Posted by Sarah on March 16, 2007
In Reply to: Cactus posted by R. Berg on March 15, 2007
: : : : : : Does anyone know the origin of, or use the phrase "(Well), better get back to the cactus" as a way of saying they are going back to work after a break. I have only heard it used in my town.
: : : : : Perhaps you have a local wordsmith hammering out new potential clichés. A work environment full of cactus is pretty thorny, and you're like to get thorns in your side--and everywhere else. I've never heard the phrase, but perhaps "back to the salt mine" has had its day as a metaphor, and we're ready for a new one.
: : : : : SS
: : : : It's sounds like the punchline to a joke. The other day as a little social gathering at work broke up, a guy said, "Coffee break's over. Everybody on their heads." I was the only one that laughed. He said that was because I'm an oldster. Well. Anyway the joke goes a little like this:
: : : : A new soul arrives in Hell and is being taken on a tour before selecting where he'll spend eternity. There are various tortures in various areas. Finally he is shown a room where people are drinking coffee while sitting on stools, waist-deep in sh*t.

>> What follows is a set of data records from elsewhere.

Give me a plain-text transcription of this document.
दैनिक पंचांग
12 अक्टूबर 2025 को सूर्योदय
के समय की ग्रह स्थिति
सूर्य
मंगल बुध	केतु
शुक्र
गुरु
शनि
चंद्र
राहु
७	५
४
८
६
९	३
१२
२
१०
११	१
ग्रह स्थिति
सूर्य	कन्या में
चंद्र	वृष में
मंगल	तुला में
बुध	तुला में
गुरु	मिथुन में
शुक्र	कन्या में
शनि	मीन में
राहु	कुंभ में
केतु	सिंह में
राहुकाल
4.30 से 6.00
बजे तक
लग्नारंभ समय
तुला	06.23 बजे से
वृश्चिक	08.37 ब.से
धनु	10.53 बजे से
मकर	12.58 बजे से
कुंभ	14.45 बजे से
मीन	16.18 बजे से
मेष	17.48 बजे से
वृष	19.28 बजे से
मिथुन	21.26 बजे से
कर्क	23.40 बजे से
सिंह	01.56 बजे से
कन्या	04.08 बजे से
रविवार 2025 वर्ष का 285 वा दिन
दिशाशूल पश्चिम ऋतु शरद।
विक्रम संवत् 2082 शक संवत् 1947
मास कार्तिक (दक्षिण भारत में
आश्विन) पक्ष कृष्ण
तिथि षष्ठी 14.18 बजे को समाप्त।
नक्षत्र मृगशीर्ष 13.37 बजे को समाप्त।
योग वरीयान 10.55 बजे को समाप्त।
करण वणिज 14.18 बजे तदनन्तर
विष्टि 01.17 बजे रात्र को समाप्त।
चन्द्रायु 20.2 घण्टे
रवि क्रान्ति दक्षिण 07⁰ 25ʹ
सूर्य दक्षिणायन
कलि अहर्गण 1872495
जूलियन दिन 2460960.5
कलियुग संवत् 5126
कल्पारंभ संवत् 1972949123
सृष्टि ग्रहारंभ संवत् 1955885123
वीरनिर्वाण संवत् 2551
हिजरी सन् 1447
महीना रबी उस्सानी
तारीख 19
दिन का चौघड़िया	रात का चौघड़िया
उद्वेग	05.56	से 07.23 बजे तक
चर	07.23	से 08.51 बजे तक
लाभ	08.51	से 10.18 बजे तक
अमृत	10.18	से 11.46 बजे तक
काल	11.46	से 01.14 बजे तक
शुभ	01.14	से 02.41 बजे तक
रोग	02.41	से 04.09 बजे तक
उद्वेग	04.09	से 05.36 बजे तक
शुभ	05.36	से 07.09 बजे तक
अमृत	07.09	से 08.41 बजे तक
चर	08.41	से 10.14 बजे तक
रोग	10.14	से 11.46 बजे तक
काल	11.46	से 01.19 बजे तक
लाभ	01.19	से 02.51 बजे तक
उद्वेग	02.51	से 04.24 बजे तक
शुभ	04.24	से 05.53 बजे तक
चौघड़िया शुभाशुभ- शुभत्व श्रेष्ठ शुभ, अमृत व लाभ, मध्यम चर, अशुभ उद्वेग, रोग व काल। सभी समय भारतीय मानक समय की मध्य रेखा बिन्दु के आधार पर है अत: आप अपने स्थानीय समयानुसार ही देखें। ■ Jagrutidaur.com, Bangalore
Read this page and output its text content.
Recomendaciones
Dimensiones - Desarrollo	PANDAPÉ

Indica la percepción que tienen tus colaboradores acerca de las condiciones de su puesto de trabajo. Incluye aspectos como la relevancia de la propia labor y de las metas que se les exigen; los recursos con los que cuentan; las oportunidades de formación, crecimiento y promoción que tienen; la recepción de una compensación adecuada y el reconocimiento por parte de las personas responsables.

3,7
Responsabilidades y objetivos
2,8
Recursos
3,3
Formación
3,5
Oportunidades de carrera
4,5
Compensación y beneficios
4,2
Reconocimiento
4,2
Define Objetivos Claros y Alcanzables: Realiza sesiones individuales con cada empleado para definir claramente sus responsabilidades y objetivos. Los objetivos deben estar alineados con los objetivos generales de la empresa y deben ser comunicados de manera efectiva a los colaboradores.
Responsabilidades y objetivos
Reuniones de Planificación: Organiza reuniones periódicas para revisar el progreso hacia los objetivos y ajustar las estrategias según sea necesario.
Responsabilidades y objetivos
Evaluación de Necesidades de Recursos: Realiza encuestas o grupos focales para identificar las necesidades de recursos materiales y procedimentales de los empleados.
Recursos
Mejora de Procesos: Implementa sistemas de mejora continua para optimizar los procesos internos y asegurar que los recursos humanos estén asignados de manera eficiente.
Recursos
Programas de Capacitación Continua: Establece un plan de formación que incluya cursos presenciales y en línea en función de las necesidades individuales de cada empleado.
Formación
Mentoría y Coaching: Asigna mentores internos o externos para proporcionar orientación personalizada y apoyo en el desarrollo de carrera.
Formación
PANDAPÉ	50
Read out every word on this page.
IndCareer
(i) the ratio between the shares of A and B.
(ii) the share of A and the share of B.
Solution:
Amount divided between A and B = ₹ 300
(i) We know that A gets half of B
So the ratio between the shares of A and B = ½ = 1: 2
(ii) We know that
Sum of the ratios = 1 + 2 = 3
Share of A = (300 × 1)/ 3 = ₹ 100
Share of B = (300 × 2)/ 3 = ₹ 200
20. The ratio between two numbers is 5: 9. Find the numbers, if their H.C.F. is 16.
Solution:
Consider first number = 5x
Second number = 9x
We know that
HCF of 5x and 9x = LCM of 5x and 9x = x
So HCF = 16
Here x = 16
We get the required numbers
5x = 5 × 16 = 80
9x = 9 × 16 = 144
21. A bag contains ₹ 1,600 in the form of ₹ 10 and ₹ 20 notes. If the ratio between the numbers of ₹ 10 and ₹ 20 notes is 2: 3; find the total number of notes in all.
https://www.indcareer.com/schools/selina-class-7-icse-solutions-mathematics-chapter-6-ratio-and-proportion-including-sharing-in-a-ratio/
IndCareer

: : : : He saids, "This looks tolerable. I pick this room."
: : : : Just then someone announces: "Coffee break's over. Everybody on their (his/her) head."
: : Yes, I heard the joke long ago in the last century. The dialogue was a bit different, but not by much, and there wasn't any coffee. "Everybody on your heads!" For a time you had only to say that and you'd get a laugh.
: : SS
: The version I heard didn't have coffee, either. Maybe the phrase in question alludes to a joke about cactus, one so new that nobody's heard it yet. ~rb
The cactus phrase is at least 25 years old and is used now and then- must be a regional thing. I also vaguely remember that joke.